On the left is a funny cartoon that illustrates this.  We’re all familiar with these companies, and the diagrams are funny because they reflect how companies are organized and how they communicate amongst themselves. 

Well, the same thing happens with us. 

Cybersecurity Threats

We have groups of defenders. Do they talk to each other? The vast majority of us do not talk on a regular basis, if at all. 

Cybersecurity Threats

Did you know that in 2024, 33% of all the 24,000 newly-announced CVEs were categorized as urgent? 

However, only 9% of all CVEs were used in attacks, including medium and low priority categories. 

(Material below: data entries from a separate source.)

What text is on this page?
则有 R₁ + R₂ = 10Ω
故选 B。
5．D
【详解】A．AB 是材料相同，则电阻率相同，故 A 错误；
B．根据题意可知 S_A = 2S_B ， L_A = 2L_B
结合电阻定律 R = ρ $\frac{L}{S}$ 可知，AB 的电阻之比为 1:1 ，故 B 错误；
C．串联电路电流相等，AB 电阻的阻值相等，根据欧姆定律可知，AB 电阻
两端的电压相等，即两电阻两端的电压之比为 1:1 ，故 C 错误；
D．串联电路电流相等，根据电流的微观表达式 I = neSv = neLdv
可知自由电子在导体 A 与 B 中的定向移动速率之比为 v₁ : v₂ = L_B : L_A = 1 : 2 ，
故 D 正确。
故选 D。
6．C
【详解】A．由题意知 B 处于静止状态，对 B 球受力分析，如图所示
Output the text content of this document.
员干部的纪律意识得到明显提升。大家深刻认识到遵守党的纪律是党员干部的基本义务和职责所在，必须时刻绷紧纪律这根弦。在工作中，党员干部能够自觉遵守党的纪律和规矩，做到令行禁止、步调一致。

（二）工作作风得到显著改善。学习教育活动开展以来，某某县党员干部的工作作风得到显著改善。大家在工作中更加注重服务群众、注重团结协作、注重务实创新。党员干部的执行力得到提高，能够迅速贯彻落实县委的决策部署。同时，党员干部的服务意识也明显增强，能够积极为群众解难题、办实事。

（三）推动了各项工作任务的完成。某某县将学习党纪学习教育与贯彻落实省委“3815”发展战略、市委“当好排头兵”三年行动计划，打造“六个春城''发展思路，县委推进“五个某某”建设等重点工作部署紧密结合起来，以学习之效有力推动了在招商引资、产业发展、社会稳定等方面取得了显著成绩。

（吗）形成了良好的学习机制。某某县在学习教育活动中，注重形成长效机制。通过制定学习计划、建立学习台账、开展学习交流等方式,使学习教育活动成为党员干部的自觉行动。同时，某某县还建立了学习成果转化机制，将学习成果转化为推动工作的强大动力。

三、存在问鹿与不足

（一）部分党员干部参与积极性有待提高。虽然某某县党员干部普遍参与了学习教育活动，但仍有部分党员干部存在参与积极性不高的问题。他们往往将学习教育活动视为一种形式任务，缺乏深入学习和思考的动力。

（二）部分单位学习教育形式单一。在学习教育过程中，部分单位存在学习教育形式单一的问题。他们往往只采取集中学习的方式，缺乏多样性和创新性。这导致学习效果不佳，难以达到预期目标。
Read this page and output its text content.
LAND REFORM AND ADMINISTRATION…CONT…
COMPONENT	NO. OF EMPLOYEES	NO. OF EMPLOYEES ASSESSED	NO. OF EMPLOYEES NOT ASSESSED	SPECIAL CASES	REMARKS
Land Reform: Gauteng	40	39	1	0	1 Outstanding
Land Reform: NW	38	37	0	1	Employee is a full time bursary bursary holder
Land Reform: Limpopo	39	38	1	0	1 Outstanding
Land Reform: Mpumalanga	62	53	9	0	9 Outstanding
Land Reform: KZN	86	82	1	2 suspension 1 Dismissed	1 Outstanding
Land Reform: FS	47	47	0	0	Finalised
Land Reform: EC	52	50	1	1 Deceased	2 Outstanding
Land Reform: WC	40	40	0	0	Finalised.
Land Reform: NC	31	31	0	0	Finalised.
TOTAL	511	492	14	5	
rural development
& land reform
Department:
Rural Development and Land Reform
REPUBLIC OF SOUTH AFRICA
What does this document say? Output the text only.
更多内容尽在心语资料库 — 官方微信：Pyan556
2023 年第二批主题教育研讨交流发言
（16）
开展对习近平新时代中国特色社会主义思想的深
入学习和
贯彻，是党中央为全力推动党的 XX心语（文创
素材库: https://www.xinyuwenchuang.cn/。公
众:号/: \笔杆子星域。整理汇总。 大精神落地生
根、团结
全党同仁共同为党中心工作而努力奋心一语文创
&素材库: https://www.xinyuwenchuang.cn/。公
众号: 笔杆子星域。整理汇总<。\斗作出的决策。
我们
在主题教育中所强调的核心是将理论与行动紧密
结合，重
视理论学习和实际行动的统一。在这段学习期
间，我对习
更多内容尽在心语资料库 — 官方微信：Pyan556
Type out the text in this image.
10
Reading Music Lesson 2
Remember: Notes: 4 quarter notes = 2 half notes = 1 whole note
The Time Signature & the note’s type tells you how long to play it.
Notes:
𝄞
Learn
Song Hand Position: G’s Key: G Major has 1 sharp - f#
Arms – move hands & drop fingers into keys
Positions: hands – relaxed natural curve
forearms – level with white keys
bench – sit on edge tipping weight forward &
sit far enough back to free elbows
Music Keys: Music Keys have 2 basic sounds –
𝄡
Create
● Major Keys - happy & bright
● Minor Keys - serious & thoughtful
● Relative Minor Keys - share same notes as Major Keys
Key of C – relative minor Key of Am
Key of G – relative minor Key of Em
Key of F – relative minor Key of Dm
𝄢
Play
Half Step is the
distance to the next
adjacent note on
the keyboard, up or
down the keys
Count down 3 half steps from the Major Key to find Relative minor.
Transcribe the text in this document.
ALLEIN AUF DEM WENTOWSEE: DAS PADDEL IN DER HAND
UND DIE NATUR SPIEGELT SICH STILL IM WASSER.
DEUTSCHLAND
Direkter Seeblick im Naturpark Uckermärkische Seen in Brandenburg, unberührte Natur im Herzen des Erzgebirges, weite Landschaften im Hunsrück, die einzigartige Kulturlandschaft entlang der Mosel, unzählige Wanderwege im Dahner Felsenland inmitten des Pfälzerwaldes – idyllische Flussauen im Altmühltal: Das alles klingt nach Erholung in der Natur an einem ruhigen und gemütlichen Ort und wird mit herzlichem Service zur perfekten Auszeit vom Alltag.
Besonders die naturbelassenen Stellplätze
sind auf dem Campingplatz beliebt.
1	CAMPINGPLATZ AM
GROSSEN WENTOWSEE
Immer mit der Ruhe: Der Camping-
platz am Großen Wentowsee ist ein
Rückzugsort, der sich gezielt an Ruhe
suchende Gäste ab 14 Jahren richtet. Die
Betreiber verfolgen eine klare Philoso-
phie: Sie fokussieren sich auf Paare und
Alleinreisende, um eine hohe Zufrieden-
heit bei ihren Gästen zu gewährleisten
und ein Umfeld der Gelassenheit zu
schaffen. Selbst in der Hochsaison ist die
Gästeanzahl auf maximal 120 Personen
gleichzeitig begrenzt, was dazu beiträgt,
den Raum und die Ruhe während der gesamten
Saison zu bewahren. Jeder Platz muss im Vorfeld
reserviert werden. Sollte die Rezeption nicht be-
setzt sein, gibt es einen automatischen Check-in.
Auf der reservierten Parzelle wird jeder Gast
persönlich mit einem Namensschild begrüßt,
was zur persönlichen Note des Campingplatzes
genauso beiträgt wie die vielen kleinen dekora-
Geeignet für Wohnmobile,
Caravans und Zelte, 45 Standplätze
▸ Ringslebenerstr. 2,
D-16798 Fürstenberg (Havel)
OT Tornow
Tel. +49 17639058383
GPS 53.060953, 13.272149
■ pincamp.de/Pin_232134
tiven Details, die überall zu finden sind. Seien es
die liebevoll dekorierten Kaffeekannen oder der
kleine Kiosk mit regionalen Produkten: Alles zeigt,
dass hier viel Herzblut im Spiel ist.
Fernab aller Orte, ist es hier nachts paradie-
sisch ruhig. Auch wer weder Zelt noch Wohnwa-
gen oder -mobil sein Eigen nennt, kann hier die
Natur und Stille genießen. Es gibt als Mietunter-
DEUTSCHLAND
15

So, we are communicating about these in the wrong way. That’s Conway’s Law. Let’s compare this with the way adversaries work.

Cybersecurity Threats

Adversaries focus on the objective. They focus on achieving the objective. They think in terms of paths, patterns, and mechanisms. Remember the examples from the Mossad pager attacks? They thought in terms of how to leverage vulnerabilities. It didn’t matter whether the vulnerabilities seemed small; if it leads to the objective, it’s up for putting into the plans. 

We need to think this way as well.

Effective Strategies Based on Pain Points

Cybersecurity Threats

Taking all this into account and analyzing this, we know the following:

  1. Teams are overwhelmed.
  2. Stakeholders are misaligned.
  3. Tools and processes are disjointed.
  4. Conway’s Law is at work.

Therefore, we should take the following strategies. 

Cybersecurity Threats

If we are overwhelmed, misaligned, and disjointed, we should accelerate, collaborate, and consolidate. 

This is what I mean. 

Cybersecurity Threats

  • Accelerate: This means we increase the number of cybersecurity things we can do without thinking about them or expending any additional effort.
  • Collaborate: This means we need to find ways to bridge the gaps among Security, IT, and C-Suite. We must find ways to measure cyber risk and control security outcomes using business decisions, tooling and processes.
  • Consolidate: We must think like our adversaries. Think in terms of unified patterns and paths. We must find ways to unify teams, tools, and processes to defend these paths and patterns. Break down the siloes.

I respectfully submit that, with these three strategies, we can achieve our desired objectives in defending our computing estates.